Sequence vs identity - sql

SQL Server 2012 introduced Sequence as a new feature, same as in Oracle and Postgres. Where sequences are preferred over identities? And why do we need sequences?

I think you will find your answer here
Using the identity attribute for a column, you can easily generate
auto-incrementing numbers (which as often used as a primary key). With
Sequence, it will be a different object which you can attach to a
table column while inserting. Unlike identity, the next number for the
column value will be retrieved from memory rather than from the disk –
this makes Sequence significantly faster than Identity. We will see
this in coming examples.
And here:
Sequences: Sequences have been requested by the SQL Server community
for years, and it's included in this release. Sequence is a user
defined object that generates a sequence of a number. Here is an
example using Sequence.
and here as well:
A SQL Server sequence object generates sequence of numbers just like
an identity column in sql tables. But the advantage of sequence
numbers is the sequence number object is not limited with single sql
table.
and on msdn you can also read more about usage and why we need it (here):
A sequence is a user-defined schema-bound object that generates a
sequence of numeric values according to the specification with which
the sequence was created. The sequence of numeric values is generated
in an ascending or descending order at a defined interval and may
cycle (repeat) as requested. Sequences, unlike identity columns, are
not associated with tables. An application refers to a sequence object
to receive its next value. The relationship between sequences and
tables is controlled by the application. User applications can
reference a sequence object and coordinate the values keys across
multiple rows and tables.
A sequence is created independently of the tables by using the CREATE
SEQUENCE statement. Options enable you to control the increment,
maximum and minimum values, starting point, automatic restarting
capability, and caching to improve performance. For information about
the options, see CREATE SEQUENCE.
Unlike identity column values, which are generated when rows are
inserted, an application can obtain the next sequence number before
inserting the row by calling the NEXT VALUE FOR function. The sequence
number is allocated when NEXT VALUE FOR is called even if the number
is never inserted into a table. The NEXT VALUE FOR function can be
used as the default value for a column in a table definition. Use
sp_sequence_get_range to get a range of multiple sequence numbers at
once.
A sequence can be defined as any integer data type. If the data type
is not specified, a sequence defaults to bigint.

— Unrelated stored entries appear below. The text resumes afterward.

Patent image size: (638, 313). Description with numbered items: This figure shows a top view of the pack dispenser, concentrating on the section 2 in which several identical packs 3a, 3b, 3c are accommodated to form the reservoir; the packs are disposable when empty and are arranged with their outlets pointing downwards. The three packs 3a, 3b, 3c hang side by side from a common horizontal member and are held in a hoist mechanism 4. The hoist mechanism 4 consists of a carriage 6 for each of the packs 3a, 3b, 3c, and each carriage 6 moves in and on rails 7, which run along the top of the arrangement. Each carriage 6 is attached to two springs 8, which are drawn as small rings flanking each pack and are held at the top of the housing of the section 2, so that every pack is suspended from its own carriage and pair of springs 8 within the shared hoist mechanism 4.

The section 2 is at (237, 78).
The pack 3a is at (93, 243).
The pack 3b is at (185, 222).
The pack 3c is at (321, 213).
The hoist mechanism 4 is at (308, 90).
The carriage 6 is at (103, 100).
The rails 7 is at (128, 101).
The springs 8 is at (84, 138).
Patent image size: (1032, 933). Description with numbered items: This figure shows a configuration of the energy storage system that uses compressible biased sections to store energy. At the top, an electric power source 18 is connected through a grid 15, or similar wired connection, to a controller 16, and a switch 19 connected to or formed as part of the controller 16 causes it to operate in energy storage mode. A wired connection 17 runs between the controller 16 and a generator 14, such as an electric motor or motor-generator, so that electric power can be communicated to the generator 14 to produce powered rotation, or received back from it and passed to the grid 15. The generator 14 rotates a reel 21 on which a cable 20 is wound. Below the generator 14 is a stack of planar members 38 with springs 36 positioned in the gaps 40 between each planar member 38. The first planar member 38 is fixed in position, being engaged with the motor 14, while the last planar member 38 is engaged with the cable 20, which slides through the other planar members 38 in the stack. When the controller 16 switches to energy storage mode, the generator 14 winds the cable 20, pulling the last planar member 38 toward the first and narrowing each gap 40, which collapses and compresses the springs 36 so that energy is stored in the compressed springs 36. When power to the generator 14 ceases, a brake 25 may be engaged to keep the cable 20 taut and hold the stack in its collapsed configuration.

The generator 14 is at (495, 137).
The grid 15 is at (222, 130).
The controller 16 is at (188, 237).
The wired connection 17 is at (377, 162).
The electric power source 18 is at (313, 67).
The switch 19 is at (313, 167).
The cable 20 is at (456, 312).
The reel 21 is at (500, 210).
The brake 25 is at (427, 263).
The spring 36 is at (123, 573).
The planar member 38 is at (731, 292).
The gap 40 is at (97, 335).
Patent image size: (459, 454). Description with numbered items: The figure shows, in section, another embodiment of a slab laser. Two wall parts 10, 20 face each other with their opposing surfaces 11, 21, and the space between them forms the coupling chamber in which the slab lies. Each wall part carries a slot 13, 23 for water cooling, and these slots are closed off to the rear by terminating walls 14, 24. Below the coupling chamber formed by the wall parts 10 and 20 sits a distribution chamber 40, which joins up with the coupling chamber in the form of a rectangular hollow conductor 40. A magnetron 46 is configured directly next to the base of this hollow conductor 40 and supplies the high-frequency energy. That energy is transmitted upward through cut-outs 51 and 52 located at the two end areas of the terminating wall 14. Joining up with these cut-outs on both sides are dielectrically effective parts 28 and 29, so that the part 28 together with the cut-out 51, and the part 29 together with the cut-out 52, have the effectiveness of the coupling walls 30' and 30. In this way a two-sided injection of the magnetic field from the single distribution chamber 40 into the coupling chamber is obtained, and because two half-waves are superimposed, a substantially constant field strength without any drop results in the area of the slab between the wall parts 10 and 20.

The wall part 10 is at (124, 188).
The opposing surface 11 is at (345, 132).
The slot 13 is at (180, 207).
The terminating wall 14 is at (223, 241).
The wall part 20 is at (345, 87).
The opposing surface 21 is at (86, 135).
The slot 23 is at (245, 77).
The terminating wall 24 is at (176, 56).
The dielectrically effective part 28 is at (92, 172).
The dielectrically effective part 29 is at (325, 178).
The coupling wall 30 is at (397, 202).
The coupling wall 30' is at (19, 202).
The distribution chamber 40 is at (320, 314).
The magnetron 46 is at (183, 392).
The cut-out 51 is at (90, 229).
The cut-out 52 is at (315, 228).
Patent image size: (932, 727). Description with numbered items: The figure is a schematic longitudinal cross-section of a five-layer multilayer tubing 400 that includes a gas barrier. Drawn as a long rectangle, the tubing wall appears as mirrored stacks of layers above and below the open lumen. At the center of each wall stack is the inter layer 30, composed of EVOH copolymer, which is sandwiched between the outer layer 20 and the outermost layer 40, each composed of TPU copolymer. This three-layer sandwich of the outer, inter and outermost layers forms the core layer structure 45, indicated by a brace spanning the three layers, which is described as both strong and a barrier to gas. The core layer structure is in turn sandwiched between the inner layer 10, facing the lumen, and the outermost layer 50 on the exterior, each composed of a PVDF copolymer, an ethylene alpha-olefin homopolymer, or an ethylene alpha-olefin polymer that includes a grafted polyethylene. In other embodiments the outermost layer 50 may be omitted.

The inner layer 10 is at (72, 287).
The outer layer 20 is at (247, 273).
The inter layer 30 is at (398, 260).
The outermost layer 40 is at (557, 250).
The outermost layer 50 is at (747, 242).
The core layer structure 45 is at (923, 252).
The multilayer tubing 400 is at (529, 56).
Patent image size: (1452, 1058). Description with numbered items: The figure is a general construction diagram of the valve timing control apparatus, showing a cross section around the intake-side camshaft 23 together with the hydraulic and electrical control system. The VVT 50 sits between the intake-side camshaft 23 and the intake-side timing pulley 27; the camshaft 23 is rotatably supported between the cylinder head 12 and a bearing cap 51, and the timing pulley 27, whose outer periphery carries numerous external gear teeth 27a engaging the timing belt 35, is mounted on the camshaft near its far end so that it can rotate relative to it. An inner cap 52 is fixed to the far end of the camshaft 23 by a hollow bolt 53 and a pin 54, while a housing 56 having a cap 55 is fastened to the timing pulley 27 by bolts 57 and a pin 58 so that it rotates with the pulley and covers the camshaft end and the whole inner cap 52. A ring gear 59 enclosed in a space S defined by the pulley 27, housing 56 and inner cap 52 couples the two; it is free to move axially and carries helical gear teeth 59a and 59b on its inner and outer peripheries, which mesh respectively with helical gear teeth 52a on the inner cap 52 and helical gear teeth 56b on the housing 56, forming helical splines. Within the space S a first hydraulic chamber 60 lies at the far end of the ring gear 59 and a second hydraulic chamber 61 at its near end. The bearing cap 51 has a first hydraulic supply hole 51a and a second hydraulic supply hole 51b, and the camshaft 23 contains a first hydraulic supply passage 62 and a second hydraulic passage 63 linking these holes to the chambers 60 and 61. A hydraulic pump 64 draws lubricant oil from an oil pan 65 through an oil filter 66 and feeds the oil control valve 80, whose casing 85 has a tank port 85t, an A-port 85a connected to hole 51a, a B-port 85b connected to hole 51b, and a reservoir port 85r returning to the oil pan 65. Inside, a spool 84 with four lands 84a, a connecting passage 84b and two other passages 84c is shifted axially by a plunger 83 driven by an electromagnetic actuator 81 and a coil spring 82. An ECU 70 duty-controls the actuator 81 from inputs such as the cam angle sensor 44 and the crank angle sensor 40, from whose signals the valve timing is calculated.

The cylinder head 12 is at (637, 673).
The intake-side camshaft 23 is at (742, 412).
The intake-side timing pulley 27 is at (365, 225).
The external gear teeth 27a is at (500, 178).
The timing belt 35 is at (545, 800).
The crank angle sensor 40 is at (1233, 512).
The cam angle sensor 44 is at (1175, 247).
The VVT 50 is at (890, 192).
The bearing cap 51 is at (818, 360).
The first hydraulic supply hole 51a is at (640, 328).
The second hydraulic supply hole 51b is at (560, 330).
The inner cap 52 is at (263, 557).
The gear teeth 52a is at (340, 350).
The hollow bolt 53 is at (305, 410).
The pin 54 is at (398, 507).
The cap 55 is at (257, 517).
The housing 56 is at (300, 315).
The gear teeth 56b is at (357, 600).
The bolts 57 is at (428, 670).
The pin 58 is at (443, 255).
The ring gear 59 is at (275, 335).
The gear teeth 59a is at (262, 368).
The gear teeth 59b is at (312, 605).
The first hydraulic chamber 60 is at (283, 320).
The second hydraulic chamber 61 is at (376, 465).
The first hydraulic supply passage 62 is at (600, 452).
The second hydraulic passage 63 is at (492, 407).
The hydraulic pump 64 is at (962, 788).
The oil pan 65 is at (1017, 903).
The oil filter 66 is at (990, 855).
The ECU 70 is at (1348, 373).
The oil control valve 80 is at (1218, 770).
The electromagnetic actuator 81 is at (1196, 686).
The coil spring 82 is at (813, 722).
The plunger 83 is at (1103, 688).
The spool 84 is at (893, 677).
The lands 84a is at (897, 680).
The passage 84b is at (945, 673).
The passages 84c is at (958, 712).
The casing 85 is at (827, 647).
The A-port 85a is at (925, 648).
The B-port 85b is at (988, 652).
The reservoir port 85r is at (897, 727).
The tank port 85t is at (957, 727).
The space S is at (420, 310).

Sequence and identity both used to generate auto number but the major difference is Identity is a table dependant and Sequence is independent from table.
If you have a scenario where you need to maintain an auto number globally (in multiple tables), also you need to restart your interval after particular number and you need to cache it also for performance, here is the place where we need sequence and not identity.

Although sequences provide more flexibility than identity columns, I didn't find they had any performance benefits.
I found performance using identity was consistently 3x faster than using sequence for batch inserts.
I inserted approx 1.5M rows and performance was:
14 seconds for identity
45 seconds for sequence
I inserted the rows into a table which used sequence object via a table default:
NEXT VALUE for <seq> for <col_name>
and also tried specifying sequence value in select statement:
SELECT NEXT VALUE for <seq>, <other columns> from <table>
Both were the same factor slower than the identity method. I used the default cache option for the sequence.
The article referenced in Arion's first link shows performance for row-by-row insert and difference between identity and sequence was 16.6 seconds to 14.3 seconds for 10,000 inserts.
The Caching option has a big impact on performance, but identity is faster for higher volumes (+1M rows)
See this link for an indepth analysis as per utly4life's comment.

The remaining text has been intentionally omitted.